BEIJO NA BOCA NÃO!
Rodrigo Stulzer
 
 
Ela não beijava na boca. Afinal, qual seria outra maneira de uma dama da noite ter respeito dos homens?

Nem ela mesma entendia o porquê daquilo. Aprendeu com as outras meninas. Logo que ela começou a trabalhar na casa de Dona Marta, Carmen a repreendeu:

- Fátima, vê se não me beija mais nenhum cliente. O que você quer que as outras moças pensem de você?

- Mas beijar não pode? - disse Fátima, toda envergonhada.

- Não, minha filha. Você tem que preservar algo. Mesmo que eles lhe ofereçam muito dinheiro você não aceita!

- Mas não é melhor dar uns beijinhos do que dar outras coisas? - perguntou Fátima surpresa.

- Beijinhos eles tem em casa - disse Carmen -, outras coisas, só aqui.

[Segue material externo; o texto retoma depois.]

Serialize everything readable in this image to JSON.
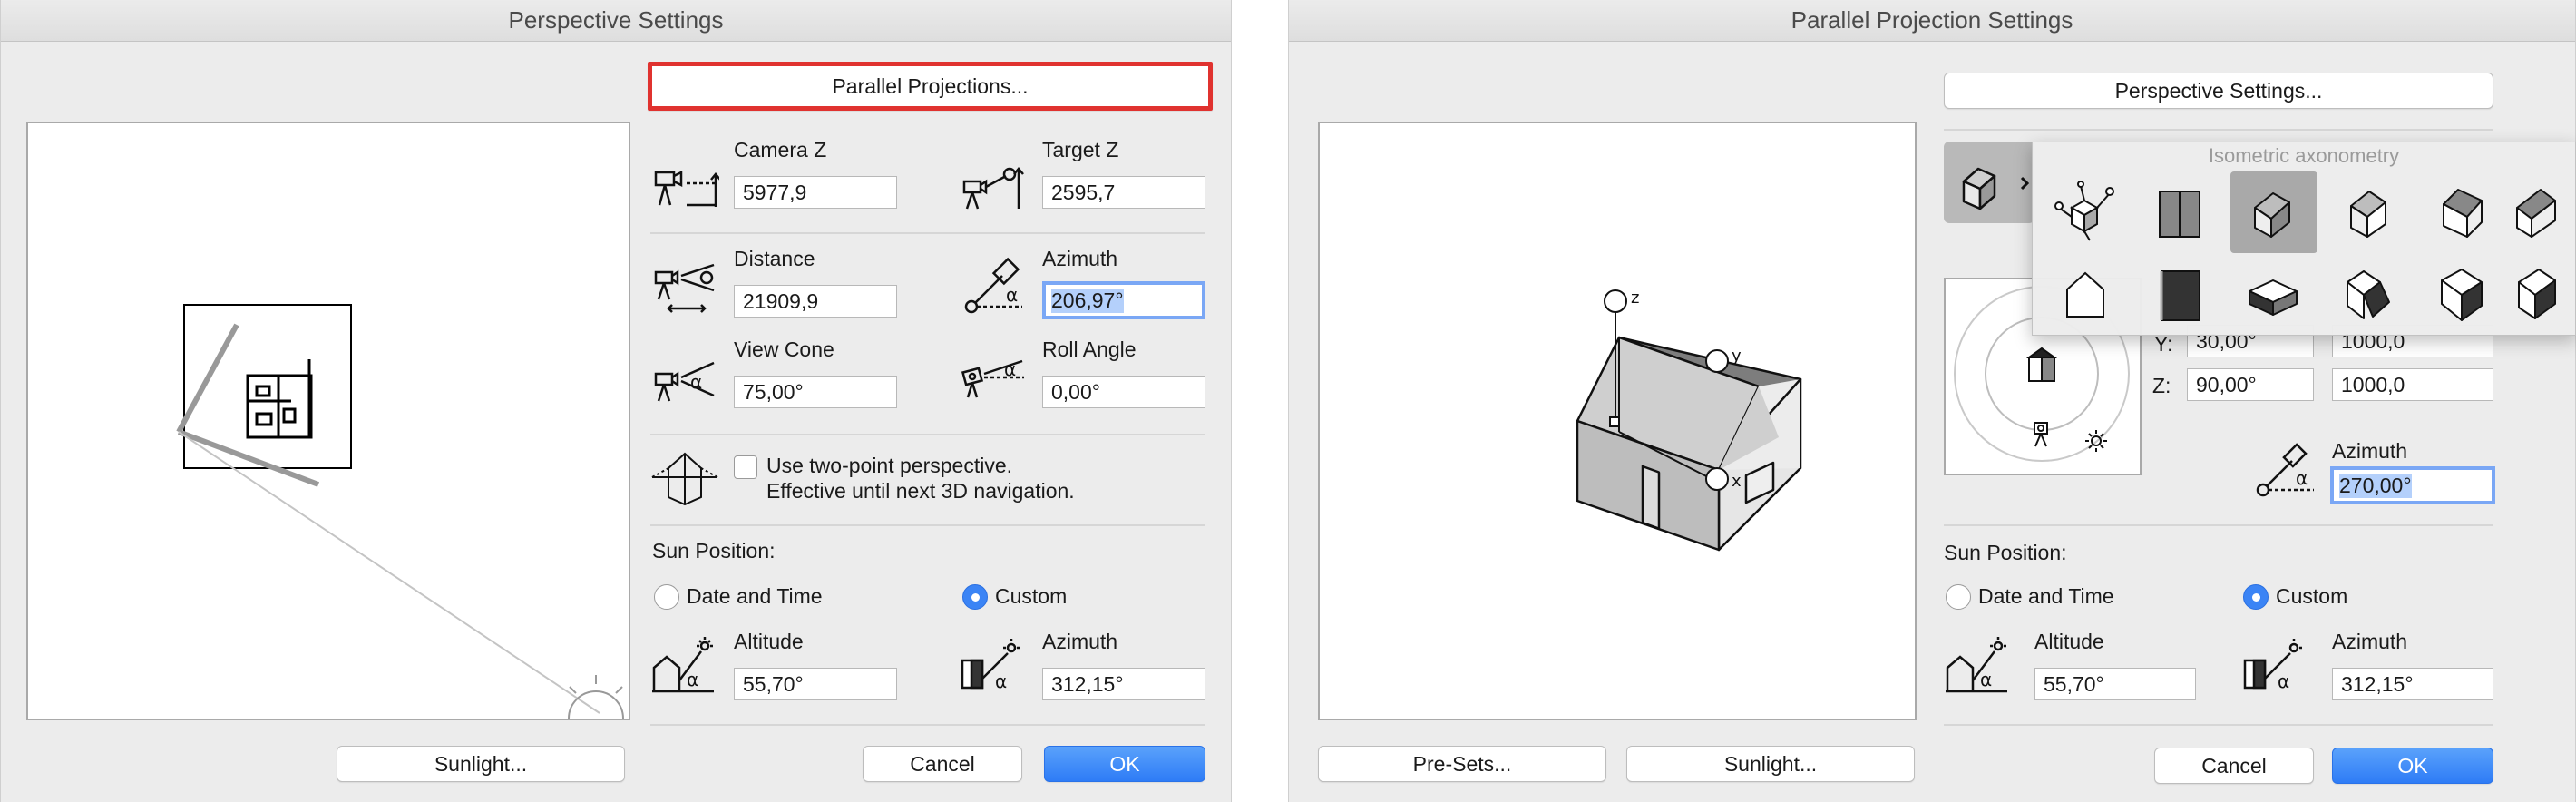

Fátima ficou com aquilo na cabeça o resto da tarde. Recém saída do interior não conseguia concordar com Carmen; afinal, um beijinho nem doia. Resolveu esquecer e dormir um pouco; tinha que estar preparada para quando os clientes chegassem.

Acordou com um barulho estranho. As paredes eram de madeira. Qualquer som parecia que vinha de dentro do próprio quarto. Os barulhos, na verdade, eram gemidos; e pelo jeito era Mirtes com o Seu Zé da venda. "Velho safado", pensou ela. Vinha no bordel no final da tarde, depois de fechar a venda, porque tinha que estar em casa antes do horário da missa.

Mirtes dizia que Seu Zé era bonzinho. Trazia doces para ela, pagava em dia e fazia o serviço rapidinho; nem dava tempo de suar. Seu Zé era cliente antigo, fixo; não era qualquer uma que conseguia isso. Ainda mais com a falta de emprego que assolava a região.

Mirtes já estava na casa de Dona Marta fazia 3 anos. Conhecia todos os clientes e tinha 4 fixos. Até o ano anterior diziam que ela tinha 5, mas o coitado do quinto, um tal de Pedrão, morreu numa briga de bar, com uma peixeira na testa. Mirtes chorou quatro dias seguidos, um para cada tostão que Pedrão pagava para ela. Depois do luto, começou a procurar mais um cliente para tomar o lugar do falecido. Nunca mais conseguiu. Dizem as más linguas que ela estava ficando velha e não conseguia pegar os galinhos novos.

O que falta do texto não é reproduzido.